The moral logic driving “Free Guy” doesn’t track either. Guy falls for Molotov, believing she’s his ticket away from the mundane. To win her affection, he earns points by saving people from criminals rather than gleefully being the criminal in a toxic landscape of foul-mouth trolls, political incorrectness, and pleasure seekers employing random acts of violence. But the film isn’t much interested in critiquing the onscreen, video game carnage. Rather, Guy levels up by using the same brutal attacks his opponents use. While the emphasis in this movie is on the gamer (what they bring to these virtual worlds) not the methodology of the game itself, it’s worth questioning why Guy can only problem-solve through violence.

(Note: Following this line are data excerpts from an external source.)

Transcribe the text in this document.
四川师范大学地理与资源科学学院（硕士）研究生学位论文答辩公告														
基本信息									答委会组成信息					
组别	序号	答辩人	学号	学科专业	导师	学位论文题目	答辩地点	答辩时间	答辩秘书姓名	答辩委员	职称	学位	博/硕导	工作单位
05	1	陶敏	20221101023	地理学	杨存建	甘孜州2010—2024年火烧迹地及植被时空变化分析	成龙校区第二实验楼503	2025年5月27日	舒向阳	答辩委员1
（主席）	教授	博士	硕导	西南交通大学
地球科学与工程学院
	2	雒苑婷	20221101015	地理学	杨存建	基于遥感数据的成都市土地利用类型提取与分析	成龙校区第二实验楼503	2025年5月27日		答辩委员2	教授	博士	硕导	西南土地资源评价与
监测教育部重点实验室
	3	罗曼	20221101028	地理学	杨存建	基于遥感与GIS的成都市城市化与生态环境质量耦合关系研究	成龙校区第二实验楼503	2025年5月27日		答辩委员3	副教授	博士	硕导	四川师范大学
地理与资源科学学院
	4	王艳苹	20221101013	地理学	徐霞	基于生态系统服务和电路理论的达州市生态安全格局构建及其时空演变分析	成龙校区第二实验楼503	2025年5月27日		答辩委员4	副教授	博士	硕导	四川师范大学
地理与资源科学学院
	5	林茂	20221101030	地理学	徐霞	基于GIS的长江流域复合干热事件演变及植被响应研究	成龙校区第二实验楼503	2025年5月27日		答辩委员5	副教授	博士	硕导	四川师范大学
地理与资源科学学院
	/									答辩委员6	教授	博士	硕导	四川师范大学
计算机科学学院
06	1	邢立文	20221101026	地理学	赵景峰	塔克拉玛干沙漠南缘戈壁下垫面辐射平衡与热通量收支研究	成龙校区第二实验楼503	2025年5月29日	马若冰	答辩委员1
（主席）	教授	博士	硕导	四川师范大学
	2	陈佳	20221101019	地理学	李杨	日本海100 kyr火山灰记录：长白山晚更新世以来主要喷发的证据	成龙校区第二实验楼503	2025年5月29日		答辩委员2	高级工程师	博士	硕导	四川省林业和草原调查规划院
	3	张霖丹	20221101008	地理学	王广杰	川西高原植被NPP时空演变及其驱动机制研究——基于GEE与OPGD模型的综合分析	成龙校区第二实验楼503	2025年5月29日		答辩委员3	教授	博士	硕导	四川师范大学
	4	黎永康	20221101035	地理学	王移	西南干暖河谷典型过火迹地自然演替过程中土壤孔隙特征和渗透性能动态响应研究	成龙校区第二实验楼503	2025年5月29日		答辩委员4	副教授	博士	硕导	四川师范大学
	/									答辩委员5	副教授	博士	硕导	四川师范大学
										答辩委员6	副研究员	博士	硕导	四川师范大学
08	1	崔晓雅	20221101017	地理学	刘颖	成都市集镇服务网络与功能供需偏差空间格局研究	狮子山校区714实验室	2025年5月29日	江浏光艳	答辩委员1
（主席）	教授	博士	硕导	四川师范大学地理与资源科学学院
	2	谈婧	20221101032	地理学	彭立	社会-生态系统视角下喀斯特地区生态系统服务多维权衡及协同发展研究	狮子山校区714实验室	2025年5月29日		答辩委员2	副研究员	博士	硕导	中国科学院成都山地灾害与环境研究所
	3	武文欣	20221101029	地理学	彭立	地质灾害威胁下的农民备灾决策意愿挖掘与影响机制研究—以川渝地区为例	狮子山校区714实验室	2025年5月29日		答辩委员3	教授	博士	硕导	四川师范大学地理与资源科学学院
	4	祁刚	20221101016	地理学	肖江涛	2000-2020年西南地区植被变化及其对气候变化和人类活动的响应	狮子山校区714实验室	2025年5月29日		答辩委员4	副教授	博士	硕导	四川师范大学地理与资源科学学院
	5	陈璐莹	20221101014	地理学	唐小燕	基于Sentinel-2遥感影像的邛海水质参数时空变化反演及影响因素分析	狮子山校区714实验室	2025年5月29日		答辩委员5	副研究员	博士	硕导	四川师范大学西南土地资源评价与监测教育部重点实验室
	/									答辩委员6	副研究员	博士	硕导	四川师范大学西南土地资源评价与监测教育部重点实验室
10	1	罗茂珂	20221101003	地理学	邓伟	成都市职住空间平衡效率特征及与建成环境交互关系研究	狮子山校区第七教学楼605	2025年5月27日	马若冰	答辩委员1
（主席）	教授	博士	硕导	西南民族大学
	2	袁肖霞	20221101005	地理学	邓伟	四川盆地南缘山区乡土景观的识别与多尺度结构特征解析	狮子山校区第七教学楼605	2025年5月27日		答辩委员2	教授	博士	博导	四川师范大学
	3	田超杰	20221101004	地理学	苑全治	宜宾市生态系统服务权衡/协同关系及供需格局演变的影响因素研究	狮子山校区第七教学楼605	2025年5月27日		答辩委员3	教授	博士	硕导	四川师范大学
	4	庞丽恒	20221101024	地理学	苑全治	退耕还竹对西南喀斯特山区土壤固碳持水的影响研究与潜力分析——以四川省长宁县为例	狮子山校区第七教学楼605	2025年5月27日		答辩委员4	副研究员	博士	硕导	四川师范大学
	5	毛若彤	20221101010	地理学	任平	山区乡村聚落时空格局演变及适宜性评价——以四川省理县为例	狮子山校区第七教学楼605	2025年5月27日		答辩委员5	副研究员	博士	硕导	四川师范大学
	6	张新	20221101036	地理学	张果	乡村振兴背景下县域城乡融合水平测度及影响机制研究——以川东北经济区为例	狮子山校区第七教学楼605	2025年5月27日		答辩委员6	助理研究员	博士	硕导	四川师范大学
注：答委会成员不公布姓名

And then there’s how “Free Guy” decries sequels and IP-based games. How developers coast on name value, like Antwan and his plans for Free City 2. It’s a salient point in the gaming world (and the film sphere, too). But by the conclusion, through a couple, admittedly, hilarious cameos and pop culture references, Levy succumbs to the same IP-driven storytelling he once lamented. A generous reading would say he’s well aware of this illogical break. That to critique the trend, he subversively becomes a willing participant. That indeed would be generous.
Even so, all of these beats are hilarious. All of them are heartfelt. The genuineness inherent in this unwitting protagonist imbues the onscreen action with a likewise sincerity, even if said sincerity isn’t totally merited. “Free Guy” could have taken the easy road, becoming a mere star vehicle for Reynolds to display his talents. But this CGI playground reaches for something more, taking plenty of well-worn paths to get there, and making homages to better movies. And unlike “Space Jam,” another sensory overload brimming with IP love, it never feels tacky or put on. Rather natural, and side-splitting.
This epic, crowd-pleasing adventure, one of the funniest movies of the year, needn’t be as good as “The Truman Show” or “Wreck-it-Ralph” to be entertaining. It just needs to emotionally feel real, as real as Guy feels himself to be. In that regard, “Free Guy” is a winner. [B]
“Free Guy” arrives in theaters on August 13.